La respiración de la mujer se había acelerado y supe, por la forma en que me miraba, que quería que siguiera. Y pensaba hacerlo, aunque no fuera con mis manos —cuyos brazos todavía sufrían la ausencia de cualquier atisbo de fuerza—. Gateé hasta el final del colchón y tomé el último juguete sin usar. Me sorprendí al ver aquella forma de hacha, incapaz de adivinar qué uso se le podría dar.
—¿Cómo coño se usa esto? —susurré antes de presionar uno de los botones de la base, que hizo que comenzara a vibrar con una potencia increíble.
El mango de aquel artilugio era el mismo que el del resto: aquella bola metálica con patrones muy detallados y unos pulsadores negros. Todavía lo observaba cuando la mujer tomó el vibrador y lo posicionó entre sus piernas, con el mango hacia arriba. La imagen me impresionó y me encendió al mismo tiempo.
—Mételo.
Separó las piernas, como si se tratara de la segunda parte de la orden, y tomé el juguete del mango. Moví la punta por su sexo para empaparlo de su humedad y, solo al ver la desesperación en su rostro, empecé a introducirlo a una velocidad tortuosa. Tal vez no tenía poder, ni control alguno sobre Rea, pero sí podía decidir el ritmo y la forma en que me ocupaba de darle placer.

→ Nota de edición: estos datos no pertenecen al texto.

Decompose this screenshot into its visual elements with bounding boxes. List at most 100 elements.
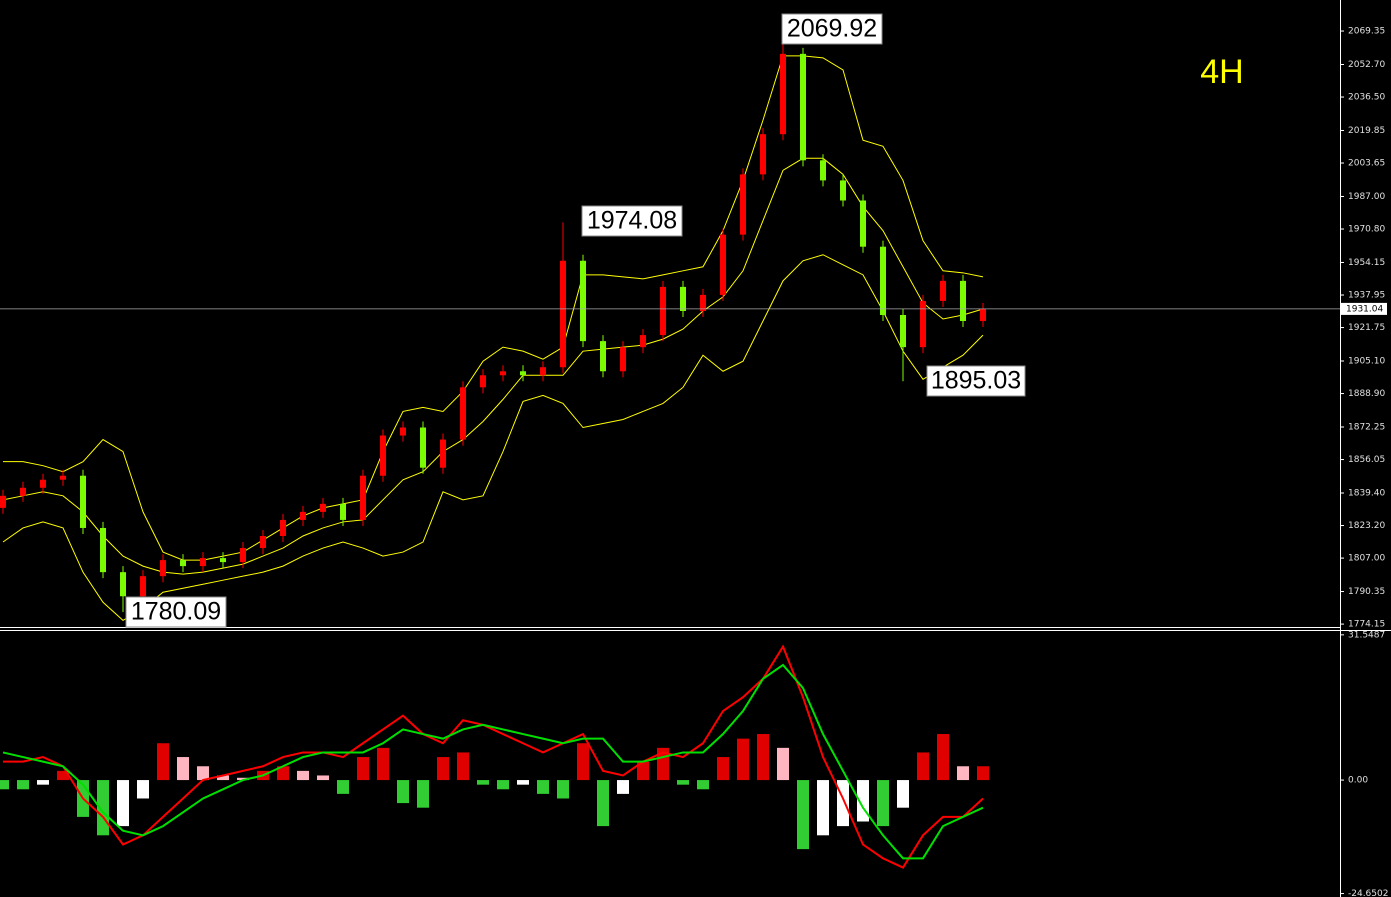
candle-body [500,371,506,376]
candle-body [180,560,186,567]
annotation-box [581,205,683,237]
candle-body [100,527,106,573]
candle-body [320,503,326,512]
histogram-bar [557,780,569,799]
candle-body [260,535,266,549]
candle-body [220,558,226,563]
candle-body [920,300,926,348]
candle-body [40,479,46,488]
y-tick-label: 31.5487 [1348,630,1385,640]
candle-body [420,427,426,468]
histogram-bar [277,766,289,781]
histogram-bar [797,780,809,850]
histogram-bar [157,743,169,781]
candle-body [960,280,966,322]
y-tick-label: 1987.00 [1348,192,1385,202]
histogram-bar [637,761,649,781]
y-tick-label: 2036.50 [1348,93,1385,103]
histogram-bar [437,757,449,781]
line [3,55,984,561]
y-tick-label: 0.00 [1348,776,1368,786]
histogram-bar [37,780,49,785]
candle-body [60,475,66,480]
candle-body [940,280,946,301]
y-tick-label: 1954.15 [1348,258,1385,268]
candle-body [860,200,866,247]
y-tick-label: 1937.95 [1348,291,1385,301]
candle-body [200,558,206,567]
candle-body [280,519,286,536]
candle-body [840,180,846,201]
candle-body [900,315,906,348]
histogram-bar [517,780,529,785]
candle-body [340,503,346,520]
line [3,644,984,869]
y-tick-label: 1872.25 [1348,423,1385,433]
candle-body [740,174,746,235]
candle-body [820,160,826,181]
candle-body [120,572,126,597]
y-tick-label: 1856.05 [1348,455,1385,465]
y-tick-label: 1888.90 [1348,389,1385,399]
histogram-bar [237,777,249,781]
timeframe-label: 4H [1200,53,1243,91]
y-tick-label: 1970.80 [1348,225,1385,235]
histogram-bar [697,780,709,790]
current-price-box [1341,302,1387,315]
candle-body [640,335,646,348]
histogram-bar [877,780,889,827]
histogram-bar [617,780,629,794]
histogram-bar [317,775,329,781]
y-tick-label: 1905.10 [1348,357,1385,367]
candle-body [80,475,86,528]
candle-body [160,560,166,577]
histogram-bar [357,757,369,781]
histogram-bar [57,770,69,781]
histogram-bar [837,780,849,827]
candle-body [20,487,26,496]
histogram-bar [0,780,9,790]
y-tick-label: 1823.20 [1348,521,1385,531]
candle-body [440,439,446,468]
candle-body [760,134,766,175]
histogram-bar [337,780,349,794]
histogram-bar [397,780,409,804]
line [2,254,984,621]
histogram-bar [917,752,929,781]
annotation: 1974.08 [587,207,677,235]
histogram-bar [817,780,829,836]
histogram-bar [17,780,29,790]
candle-body [460,387,466,440]
histogram-bar [377,747,389,781]
annotation-box [926,365,1026,397]
candle-body [620,347,626,372]
histogram-bar [937,734,949,781]
histogram-bar [537,780,549,794]
histogram-bar [417,780,429,808]
candle-body [680,286,686,311]
histogram-bar [597,780,609,827]
candle-body [380,435,386,476]
candle-body [660,286,666,336]
candle-body [580,260,586,342]
y-tick-label: 2052.70 [1348,60,1385,70]
y-tick-label: 1921.75 [1348,323,1385,333]
candle-body [300,511,306,520]
histogram-bar [137,780,149,799]
candle-body [140,576,146,597]
candle-body [400,427,406,436]
current-price-label: 1931.04 [1346,304,1383,314]
candle-body [700,294,706,311]
histogram-bar [197,766,209,781]
histogram-bar [217,775,229,781]
histogram-bar [297,770,309,781]
y-tick-label: 2069.35 [1348,27,1385,37]
candle-body [520,371,526,376]
candle-body [360,475,366,520]
candle-body [800,53,806,161]
annotation: 2069.92 [787,15,877,43]
histogram-bar [757,734,769,781]
histogram-bar [677,780,689,785]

Pese a que la inserción fue lenta, pronto embestí hondo hasta que la parte del juguete con forma de elipse quedó sobre su clítoris. La mujer jadeó ante el contacto, lo cual me alentó a iniciar aquel movimiento para salir y entrar de su interior, bien profundo. Cada vez que llegaba a aquel punto su cuerpo se tensaba y su rostro adoptaba una expresión que me volvía loca.
Aquel espectáculo era, definitivamente, mejor que el de hacía unas horas. Sin brillo, sin vestido de lentejuelas. Solo Rea, desnuda, bailando para mí.

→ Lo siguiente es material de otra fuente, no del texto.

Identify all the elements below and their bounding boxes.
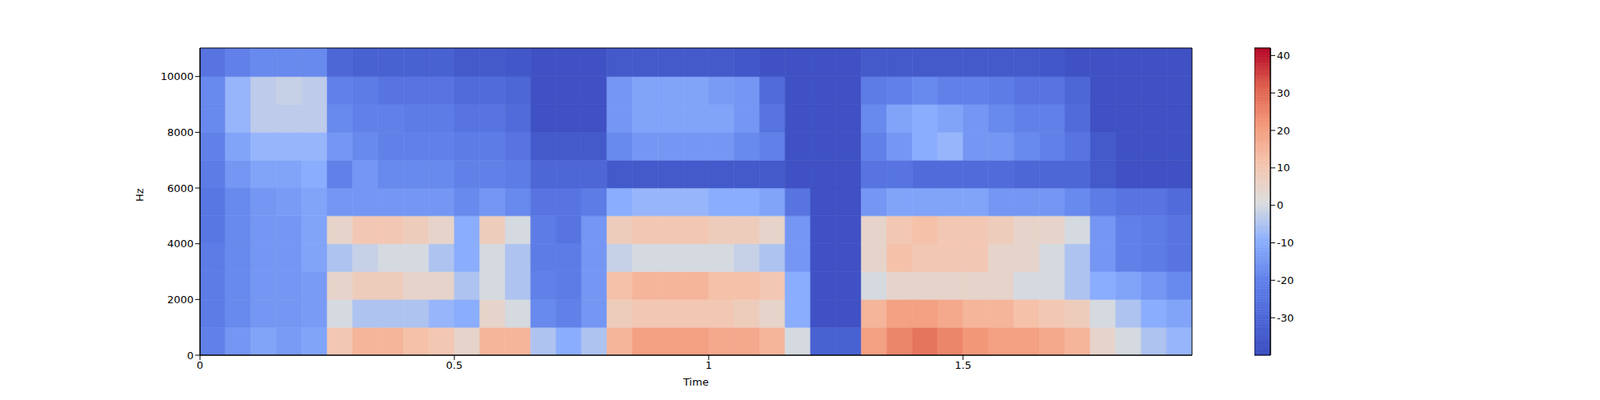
svg-text:10: 10 bbox=[1276, 161, 1291, 174]
svg-text:4000: 4000 bbox=[167, 237, 194, 250]
svg-text:40: 40 bbox=[1276, 49, 1291, 62]
svg-text:Hz: Hz bbox=[133, 188, 146, 202]
svg-text:20: 20 bbox=[1276, 124, 1291, 137]
svg-text:-10: -10 bbox=[1276, 236, 1294, 249]
svg-text:Time: Time bbox=[682, 376, 709, 388]
svg-text:0: 0 bbox=[187, 349, 194, 362]
svg-text:0: 0 bbox=[1276, 199, 1284, 212]
svg-text:8000: 8000 bbox=[167, 126, 194, 139]
svg-text:0: 0 bbox=[196, 359, 204, 372]
svg-text:1.5: 1.5 bbox=[955, 359, 972, 372]
svg-text:1: 1 bbox=[705, 359, 712, 372]
svg-text:0.5: 0.5 bbox=[446, 359, 464, 372]
svg-text:-30: -30 bbox=[1276, 312, 1294, 324]
svg-text:-20: -20 bbox=[1276, 274, 1294, 287]
svg-text:6000: 6000 bbox=[167, 182, 194, 195]
svg-text:2000: 2000 bbox=[167, 293, 194, 306]
svg-text:30: 30 bbox=[1276, 87, 1291, 100]
svg-text:10000: 10000 bbox=[160, 70, 194, 83]
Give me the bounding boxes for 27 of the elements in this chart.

Me resultaba tan intenso que me senté sobre su muslo y me acerqué lo suficiente como para que el juguete vibrara también sobre mi clítoris. Junto al estímulo visual y las esferas en mi interior mi anatomía se descontroló. Me movía frenéticamente contra el hacha al tiempo que hacía lo propio con mi mano para que Rea también disfrutara de la sensación.
Ella se incorporó levemente y buscó mis labios. Los mordió sin compasión, gimió en el beso, y luego ladeó la cabeza mientras el orgasmo comenzaba a hacer estragos. En la parte trasera de su cuello pude ver de nuevo ese tatuaje de la rosa de los vientos que había llamado mi atención el primer día. Mordí aquel pedazo de piel y succioné con fuerza mientras los gemidos de la mujer hacían eco en mi cabeza y me dejé llevar. Me corrí por segunda vez en la noche, y clavé los dientes fuerte mientras lo hacía.
Caí sobre su cuerpo, aunque ambas disfrutábamos todavía de los efectos secundarios del clímax. Cuando por fin abrí los ojos vi que Rea se había colocado de lado en la cama. Su pecho subía y bajaba y la parte trasera de su cuello estaba ligeramente enrojecida. Me acerqué un poco y acaricié el tatuaje con las yemas de mis dedos, y descubrí uno de mis colmillos clavado justo encima del oeste.
***
La última vez que la vi fue en la recepción del hotel, cuando salía del ascensor con paso igual de firme que al llegar. Ya no me sorprendía la seguridad que desprendía y me había acostumbrado a su olor. Salía por la puerta rotatoria del hotel con la maleta en la mano, aquella me había hecho disfrutar tanto.
A punto de cruzar el umbral, se dio la vuelta y, en lugar de dedicarme esa expresión suya que me recordaba al hielo, me regaló una sonrisa de despedida, cálida y cercana.
Algo así como un “qué bien lo hemos pasado” en lenguaje no verbal.